Sentarme y oír el mar

a los seis

a los quince

a los veinticuatro

a los treinta.

La casa que sonaba toda

con los pasos

con la lluvia

con el viento

con los fantasmas.

El océano del lenguaje

que abre el cuerpo y lo estremece.

El llanto de mi madre en la pieza contigua

su estridencia.

Tu voz

mi voz

enunciando los nombres que amamos.

Oigo el clamor del cuerpo a contrapelo.

La memoria de la escucha

lo que atesora el oído

y que se queda temblando

en la infinita materia.

 

Una historia acordona los elementos

a la manera de nombrar.

La madre le pide a la hija guardar lo propio.

Estrecha el cuento de un lobo

que acude sin saberlo a su propio sacrificio.

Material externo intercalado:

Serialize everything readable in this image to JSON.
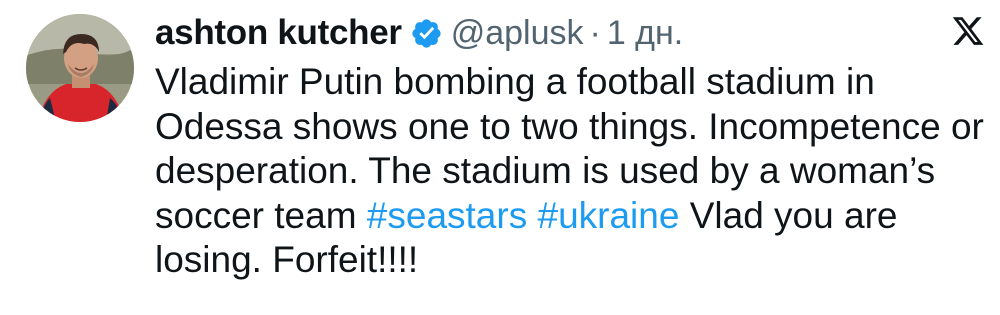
{
  "author": {
    "display_name": "ashton kutcher",
    "handle": "@aplusk",
    "separator": "·",
    "timestamp": "1 дн."
  },
  "tweet": {
    "text_segments": [
      "Vladimir Putin bombing a football stadium in Odessa shows one to two things. Incompetence or desperation. The stadium is used by a woman’s soccer team ",
      " ",
      " Vlad you are losing. Forfeit!!!!"
    ],
    "hashtags": [
      "#seastars",
      "#ukraine"
    ]
  },
  "icons": {
    "verified": "verified-badge-icon",
    "brand": "x-logo-icon"
  },
  "colors": {
    "text_primary": "#0f1419",
    "text_secondary": "#536471",
    "link": "#1d9bf0",
    "verified": "#1d9bf0"
  }
}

Las manos lastran y sangran,

trenzan un cesto del tamaño de la palma.

Cómo se componen los materiales.

Desaparece una lengua.

 

Leer con el cuerpo golpeado. Leer y desmontar la lógica de la propiedad. Leer cuando somos reclamados por las palabras. Leer ejerciendo mi derecho a leer y que el texto sea nuevo cada vez.

 

La abeja reina desova en primavera. Rodeada de miles de semejantes infértiles, toda reproducción depende de ella. Y lo sabe. Mi madre también lo sabe. Con la jaula en la mano y la dama real adentro, acerca el rectángulo metálico a su cara. Mi madre, profundamente miope, alza la jaula para verla a la luz. Se queda ahí en su silencio mientras los zánganos, ruidosos e inofensivos, desfilan en su cacería. «Acá estás», le dice. La reina mira a mi madre con sus miles de ojos, mi madre la mira con sus ojos cansados que brillan. Los zánganos provienen de huevos no fecundados: no necesitan de otro macho para nacer, me explica mi madre. Pero fecundan a la reina para producir obreras infértiles que los alimentan, recolectan polen, limpian la colmena, construyen panales, custodian la piquera para que no ingresen abejas extranjeras o avispas. Copulan en el aire y caen juntos al pasto. Ella viva, él muerto: el zángano más fuerte ha logrado fecundar a la reina de pronto y, en el acto, se desprenden sus genitales, ha sido desgarrado. Cuando avanza el otoño y escasea el alimento, las obreras expulsan a los zánganos de la colmena. Los dejan morir de hambre o de frío. Se deshacen de todos los hombres, los insensibles, los torpes incompetentes, los bárbaros. Sin embargo, adentro, en la oscuridad de los marcos, huevos y larvas son una latencia: en las celdas más grandes una horda de machos espera nacer.

 

Oír la relación entre cosas que no tienen ninguna relación. Oír la vigilia. Oír: estar en el lenguaje antes que en cualquier otra cosa. Oír un clamor intensivo. Oír a alguien haciéndose uno con el infinito en un instante. Oír el lugar bestial.

 

¿Y si reclamáramos el derecho a decirlo todo?

 

 

Julieta Marchant (Santiago, 1985). Es codirectora del sello Cuadro de Tiza Ediciones. Ha publicado Urdimbre (Ediciones Inubicalistas, 2009), Té de jazmín (Marea Baja Ediciones, 2010), El nacimiento de la hebra (Edicola Ediciones, 2015), Habla el oído (Cuadro de Tiza Ediciones, 2017) y Reclamar el derecho a decirlo todo (Libros del Pez Espiral, 2017).